A whimsical throwback to old-fashioned con movies like Trouble in Paradise and Charade, The Brothers Bloom is pretty freaking delightful. It's the sophomore effort of writer/director Rian Johnson, whose debut film, Brick, melded neo-noir dialogue and high school drama into one uniform, hyper-stylized alloy. The Brothers Bloom mixes modes in this way as well, but it draws on a broader catalogue of inspiration, and definitely goes for something way more boisterous and playful.

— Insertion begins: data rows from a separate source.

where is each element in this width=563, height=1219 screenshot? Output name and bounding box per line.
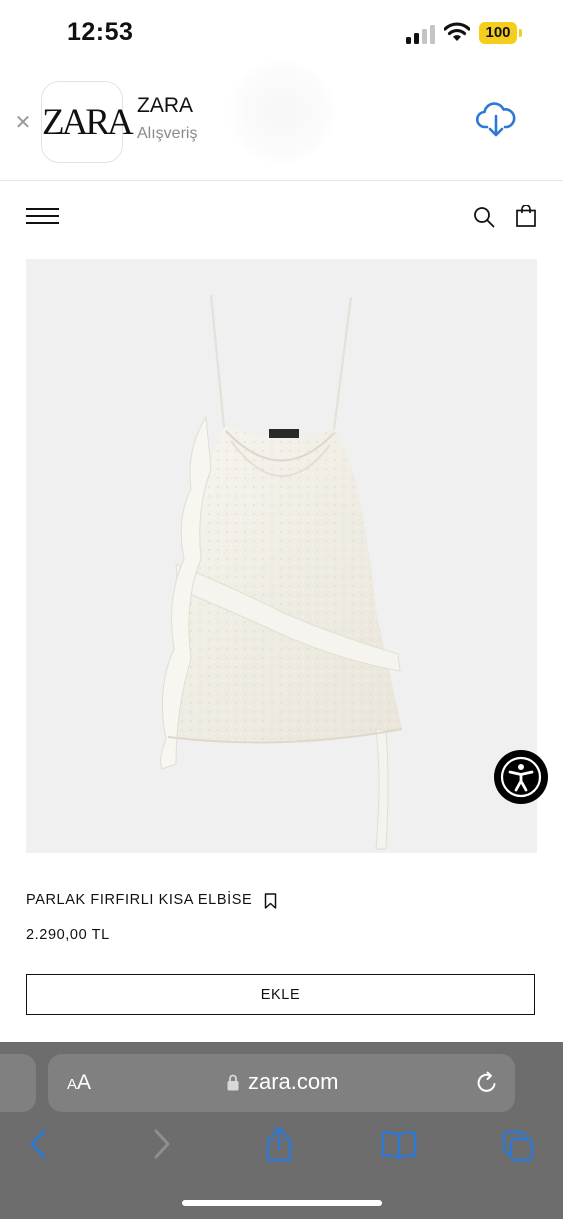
- menu-icon[interactable]: [26, 208, 59, 228]
- battery-indicator: 100: [479, 22, 523, 44]
- add-to-cart-button[interactable]: EKLE: [26, 974, 535, 1015]
- app-category: Alışveriş: [137, 125, 198, 142]
- bookmarks-icon[interactable]: [381, 1130, 417, 1160]
- status-bar: 12:53 100: [0, 0, 563, 66]
- battery-level: 100: [479, 22, 517, 44]
- dress-illustration: [160, 294, 403, 850]
- forward-icon[interactable]: [150, 1128, 172, 1160]
- text-size-button[interactable]: AA: [67, 1071, 91, 1095]
- app-name: ZARA: [137, 94, 194, 117]
- browser-toolbar: AA zara.com: [0, 1042, 563, 1219]
- cellular-signal-icon: [406, 25, 435, 44]
- url-text: zara.com: [248, 1069, 339, 1094]
- reload-icon[interactable]: [475, 1071, 499, 1095]
- tabs-icon[interactable]: [502, 1130, 534, 1162]
- share-icon[interactable]: [264, 1126, 294, 1162]
- wifi-icon: [444, 22, 470, 41]
- app-logo: ZARA: [42, 102, 134, 143]
- status-time: 12:53: [67, 18, 134, 46]
- accessibility-icon: [500, 756, 542, 798]
- close-icon[interactable]: ✕: [14, 110, 32, 135]
- product-image[interactable]: [26, 259, 537, 853]
- accessibility-button[interactable]: [494, 750, 548, 804]
- product-name: PARLAK FIRFIRLI KISA ELBİSE: [26, 892, 253, 908]
- app-icon[interactable]: ZARA: [41, 81, 134, 163]
- lock-icon: [227, 1074, 239, 1091]
- shopping-bag-icon[interactable]: [516, 205, 536, 227]
- home-indicator: [182, 1200, 382, 1206]
- app-banner: ✕ ZARA ZARA Alışveriş: [0, 60, 563, 181]
- bookmark-icon[interactable]: [264, 893, 277, 909]
- search-icon[interactable]: [473, 206, 495, 228]
- previous-tab-preview[interactable]: [0, 1054, 36, 1112]
- banner-background-glow: [228, 60, 336, 164]
- download-cloud-icon[interactable]: [476, 102, 516, 138]
- product-price: 2.290,00 TL: [26, 927, 110, 943]
- address-bar[interactable]: AA zara.com: [48, 1054, 515, 1112]
- back-icon[interactable]: [28, 1128, 50, 1160]
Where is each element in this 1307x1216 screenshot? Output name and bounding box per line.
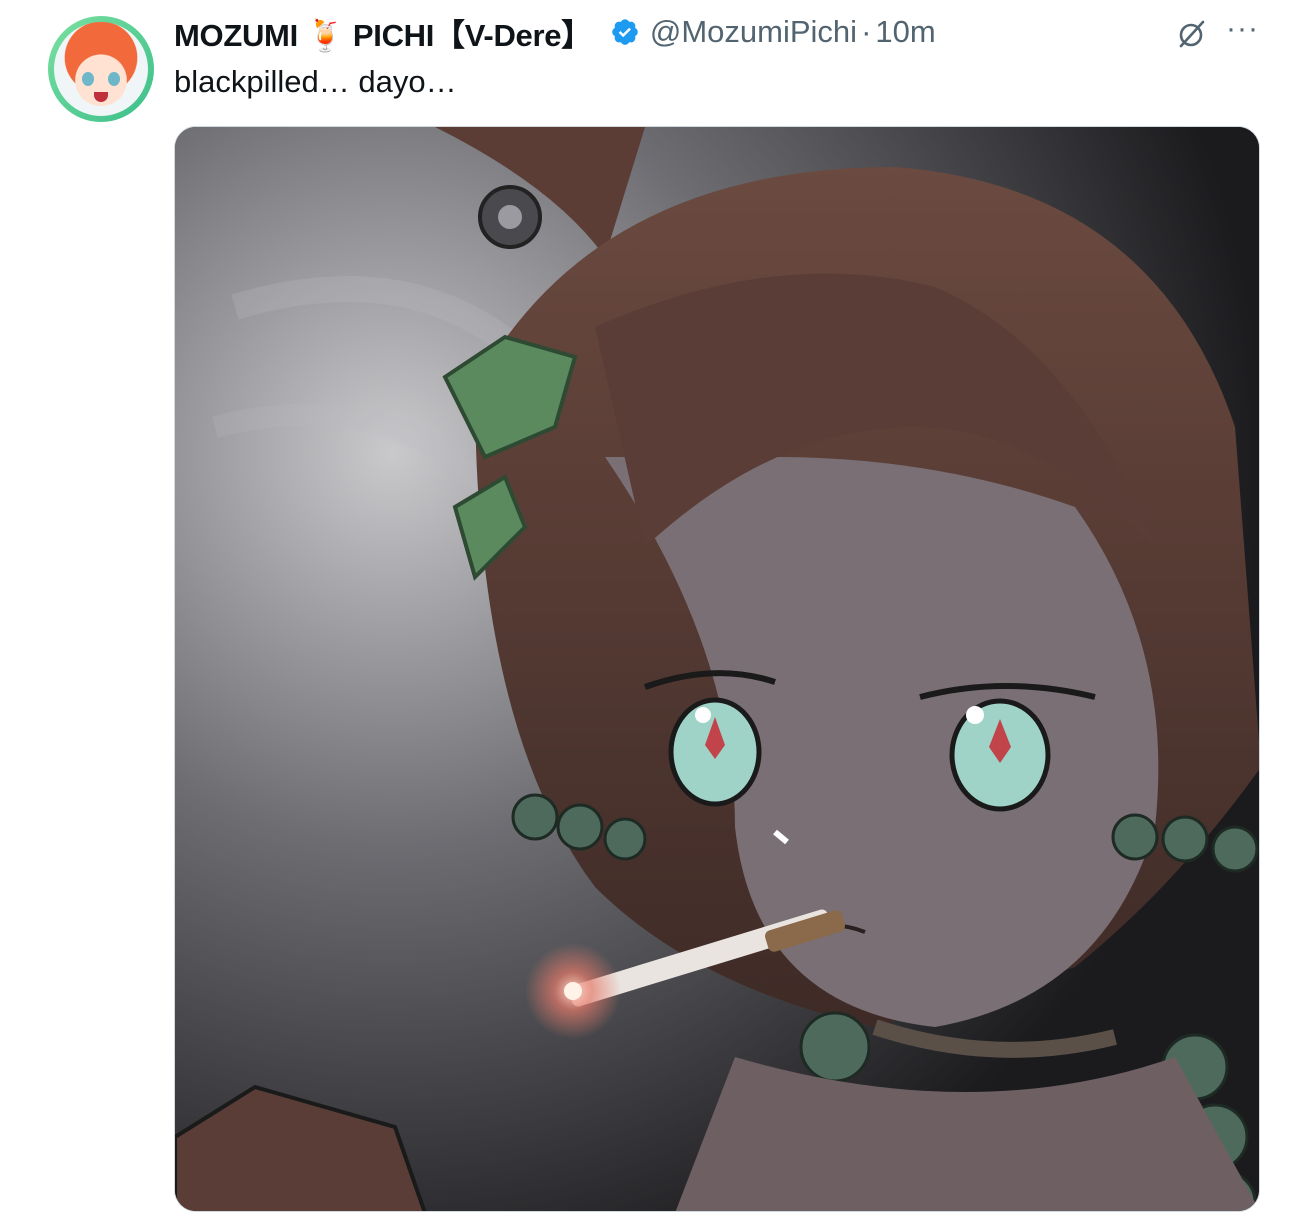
grok-icon[interactable] (1176, 18, 1208, 50)
anime-girl-illustration (175, 127, 1259, 1211)
author-handle[interactable]: @MozumiPichi (650, 14, 857, 50)
avatar-mouth (94, 92, 108, 102)
author-name[interactable]: MOZUMI 🍹 PICHI【V-Dere】 (174, 10, 592, 55)
tweet[interactable]: MOZUMI 🍹 PICHI【V-Dere】 @MozumiPichi · 10… (0, 0, 1307, 1216)
left-eye (668, 697, 762, 807)
tropical-drink-emoji: 🍹 (306, 17, 345, 53)
tweet-text: blackpilled… dayo… (174, 64, 457, 99)
author-avatar[interactable] (48, 16, 154, 122)
avatar-image (54, 22, 148, 116)
author-name-part1: MOZUMI (174, 17, 298, 53)
separator-dot: · (861, 14, 872, 49)
tweet-media-image[interactable] (174, 126, 1260, 1212)
right-eye (949, 698, 1051, 812)
author-name-part2: PICHI【V-Dere】 (352, 17, 592, 53)
tweet-timestamp[interactable]: 10m (875, 14, 935, 50)
avatar-eye-right (108, 72, 120, 86)
more-icon[interactable]: ··· (1226, 14, 1259, 44)
verified-badge-icon[interactable] (610, 17, 640, 47)
tweet-header: MOZUMI 🍹 PICHI【V-Dere】 @MozumiPichi · 10… (174, 10, 936, 54)
avatar-eye-left (82, 72, 94, 86)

It starts with the fabled backstory of the two main characters, con artist brothers Stephen (a heavy, grizzled-looking Mark Ruffalo) and Bloom (a gaunt, vulnerable-looking Adrien Brody), whose childhood was spent shuffling about from one foster family to another, showing up in each new town wearing weird matching black jackets and bowler hats, ready to perform some con on the neighborhood that would make them a quick buck before some grown-up caught on and they were kicked out again. Present day finds the two working at the top of their game, bilking their marks out of millions with the help of their third wheel, the badass Japanese minx Bang Bang (comic genius Rinko Kikuchi, who previously earned notice for her dramatic work in Babel), an expert in firepower, demolition, and being the hilariously silent Harpo Marx of the cadre.

However, Bloom, the younger of the two, is suffering from what's apparently been an ongoing existential crisis about his occupation as a confidence man. His brother has always masterminded their grand long-form cons (or, as they call them, plays), writing parts for Bloom that put his enormous puppy-dog eyes and sensitive, soft-spoken demeanor to work, making women fall in love with him, and usually hand over their cash/jewels/priceless artifacts soon after. But Bloom is unsatisfied; he wants what he calls an "unwritten life." He retires to a quaint but lavish seaside villa in the cliffs of Montenegro (one of a few super-European locations that the film uses to play up the ornate, timeless charm), but within a few months, Stephen finds him and proposes one last play before Bloom hangs up his spurs for good.

Heiress and shut-in Penelope Stamp (an almost impossibly cute Rachel Weisz) has a lot of money and apparently, a lot of hobbies (it would be a crime to spoil it, but the montage of all the pastimes she's mastered over the course of her isolated life is just priceless). So the brothers engineer a plan that can offer her some fun and excitement while it offers them the chance to pad their bank accounts with a few million of her many, many millions of dollars. Of course, Bloom ends up falling in love with her for real, and we know that part of the plan could be Stephen's way of giving Bloom the life he wants, so like in any good con movie, the trick is sometimes on the audience. As we try to figure out what's real and what's just part of a play, we also have to wonder whether we're in on it -- which is part of the fun.

The extreme quirkiness, both in the characters and the art direction, is so meticulously peculiar, you may have flashes of Wes Anderson. But Johnson has a much less specific palette when it comes to this stuff, and for the most part, things aren't terminally idiosyncratic, they're just quaint. Johnson still shows an affinity for contrasting the modern with the old-timey; the characters are always seen in rumpled three-piece suits, darling dresses, and many, many derby hats, but now and then the scenery will change from a stately shuffleboard deck to a graffiti-covered alley, and you'll remember that this does, in fact, take place in the present day.

Likewise, the many hilarious comedic moments can make you feel perfectly lost in time, overlapping thoroughly modern sarcasm with clear nods to the Marx Brothers and Laurel and Hardy. (The latter is especially apparent when the camera finds just the angle to juxtapose Ruffalo's big, fat face with Brody's extremely serious cheekbones. The hats don't hurt.) It creates a wonderful combination of wry and ridiculous, of salty deadpan with slapstick chaos. There seems to be much more subtext lurking under the surface in The Brothers Bloom, but for the most part, it's extra credit. If you don't want to go digging into hidden meanings, you don't have to. That's the beautiful thing about a good con -- when it works, you're perfectly happy to just go along for the ride.